3. Kill cheap talk by putting the team first

Once everyone’s views are out in the open, its time to let go of your own objectives and focus on what’s best for the team. If you fixate on your ideas, you’ll destroy whatever alignment you created in the previous step. Many of us are just not big enough to make the team #1 or at least admit openly that its “my way or the highway” like Scottie Pippen did in the final 1.8 seconds of a Bulls vs. Knicks playoff game in 1994.

4. Bust through lazy thinking by finding inventive solutions

With the team first, you’re positioned to solve the challenges you face with greater clarity.
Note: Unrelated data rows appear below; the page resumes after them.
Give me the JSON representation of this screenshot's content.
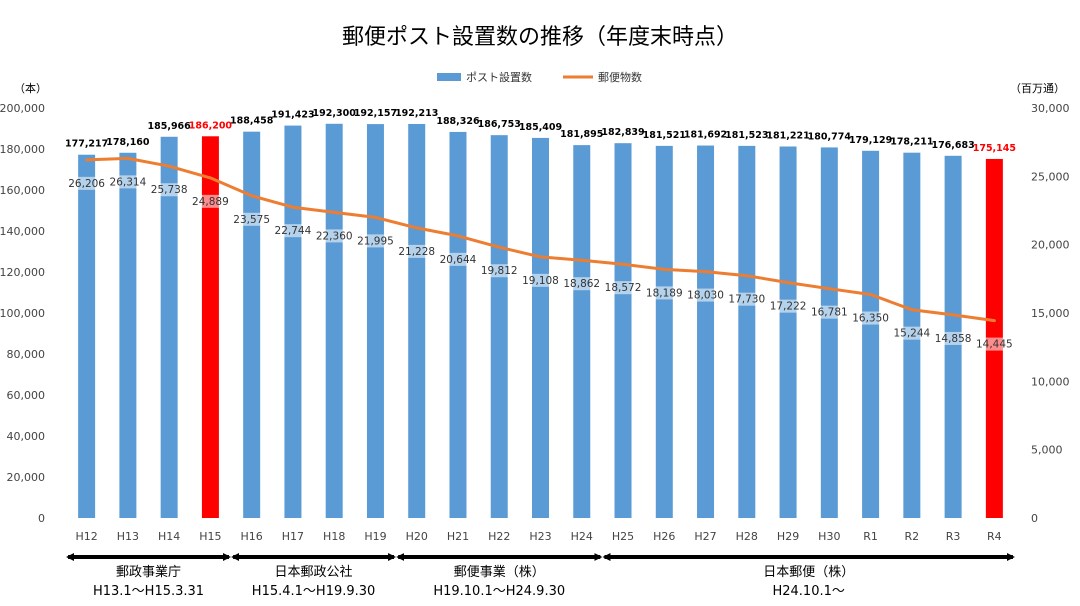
{
  "chart_data": {
    "type": "bar",
    "title": "郵便ポスト設置数の推移（年度末時点）",
    "left_unit": "（本）",
    "right_unit": "（百万通）",
    "legend_position": "top-center",
    "grid": false,
    "categories": [
      "H12",
      "H13",
      "H14",
      "H15",
      "H16",
      "H17",
      "H18",
      "H19",
      "H20",
      "H21",
      "H22",
      "H23",
      "H24",
      "H25",
      "H26",
      "H27",
      "H28",
      "H29",
      "H30",
      "R1",
      "R2",
      "R3",
      "R4"
    ],
    "series": [
      {
        "name": "ポスト設置数",
        "type": "bar",
        "axis": "left",
        "color": "#5b9bd5",
        "values": [
          177217,
          178160,
          185966,
          186200,
          188458,
          191423,
          192300,
          192157,
          192213,
          188326,
          186753,
          185409,
          181895,
          182839,
          181521,
          181692,
          181523,
          181221,
          180774,
          179129,
          178211,
          176683,
          175145
        ],
        "labels": [
          "177,217",
          "178,160",
          "185,966",
          "186,200",
          "188,458",
          "191,423",
          "192,300",
          "192,157",
          "192,213",
          "188,326",
          "186,753",
          "185,409",
          "181,895",
          "182,839",
          "181,521",
          "181,692",
          "181,523",
          "181,221",
          "180,774",
          "179,129",
          "178,211",
          "176,683",
          "175,145"
        ]
      },
      {
        "name": "郵便物数",
        "type": "line",
        "axis": "right",
        "color": "#ed7d31",
        "values": [
          26206,
          26314,
          25738,
          24889,
          23575,
          22744,
          22360,
          21995,
          21228,
          20644,
          19812,
          19108,
          18862,
          18572,
          18189,
          18030,
          17730,
          17222,
          16781,
          16350,
          15244,
          14858,
          14445
        ],
        "labels": [
          "26,206",
          "26,314",
          "25,738",
          "24,889",
          "23,575",
          "22,744",
          "22,360",
          "21,995",
          "21,228",
          "20,644",
          "19,812",
          "19,108",
          "18,862",
          "18,572",
          "18,189",
          "18,030",
          "17,730",
          "17,222",
          "16,781",
          "16,350",
          "15,244",
          "14,858",
          "14,445"
        ]
      }
    ],
    "highlight_color": "#ff0000",
    "highlight_indices": [
      3,
      22
    ],
    "y_left": {
      "range": [
        0,
        200000
      ],
      "ticks": [
        "0",
        "20,000",
        "40,000",
        "60,000",
        "80,000",
        "100,000",
        "120,000",
        "140,000",
        "160,000",
        "180,000",
        "200,000"
      ]
    },
    "y_right": {
      "range": [
        0,
        30000
      ],
      "ticks": [
        "0",
        "5,000",
        "10,000",
        "15,000",
        "20,000",
        "25,000",
        "30,000"
      ]
    },
    "eras": [
      {
        "name": "郵政事業庁",
        "period": "H13.1～H15.3.31",
        "from": "H12",
        "to": "H15"
      },
      {
        "name": "日本郵政公社",
        "period": "H15.4.1～H19.9.30",
        "from": "H16",
        "to": "H19"
      },
      {
        "name": "郵便事業（株）",
        "period": "H19.10.1～H24.9.30",
        "from": "H20",
        "to": "H24"
      },
      {
        "name": "日本郵便（株）",
        "period": "H24.10.1～",
        "from": "H25",
        "to": "R4"
      }
    ]
  }
}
Solving problems in the best ways requires that we:

  • understand that our current individual solutions are not optimal,
  • believe that better solutions exist,
  • plow through complexity without trying to simplify things too quickly, and
  • give the process time to play itself out.

One of my favorite methods for finding optimal solutions is to involve the team in an exercise called “Five Whys?” The purpose of the activity is to do a root cause analysis by asking “why?” a given problem exists, and once you have an answer to that first question, to ask another “why?” to that answer and so on. This technique will help you dig deep to find solutions that are more than just a bandaid for a more fundamental problem. As the process of developing a solution is played out transparently, people gain confidence that the best result will be achieved, even if their idea is not at the center of the solution.

5. Overcome inconsistency with persistent action

After we make a choice about how to best solve a problem, many of us subconsciously believe that the change will automatically occur. Action starts with a clear plan that connects our solution to the outcome we hope to achieve. The plan is followed by a commitment to act and a willingness to be accountable for our effort and results. Action often begins with a flurry and then quickly fades away. The key is to be persistently consistent. Just keep working at it. Don’t give up. Measure your progress. Support and encourage each other. Get back up when you fall down.

The Result

The result is coherence that will help you breakthrough almost any barrier. Give it a try. Do it for the team.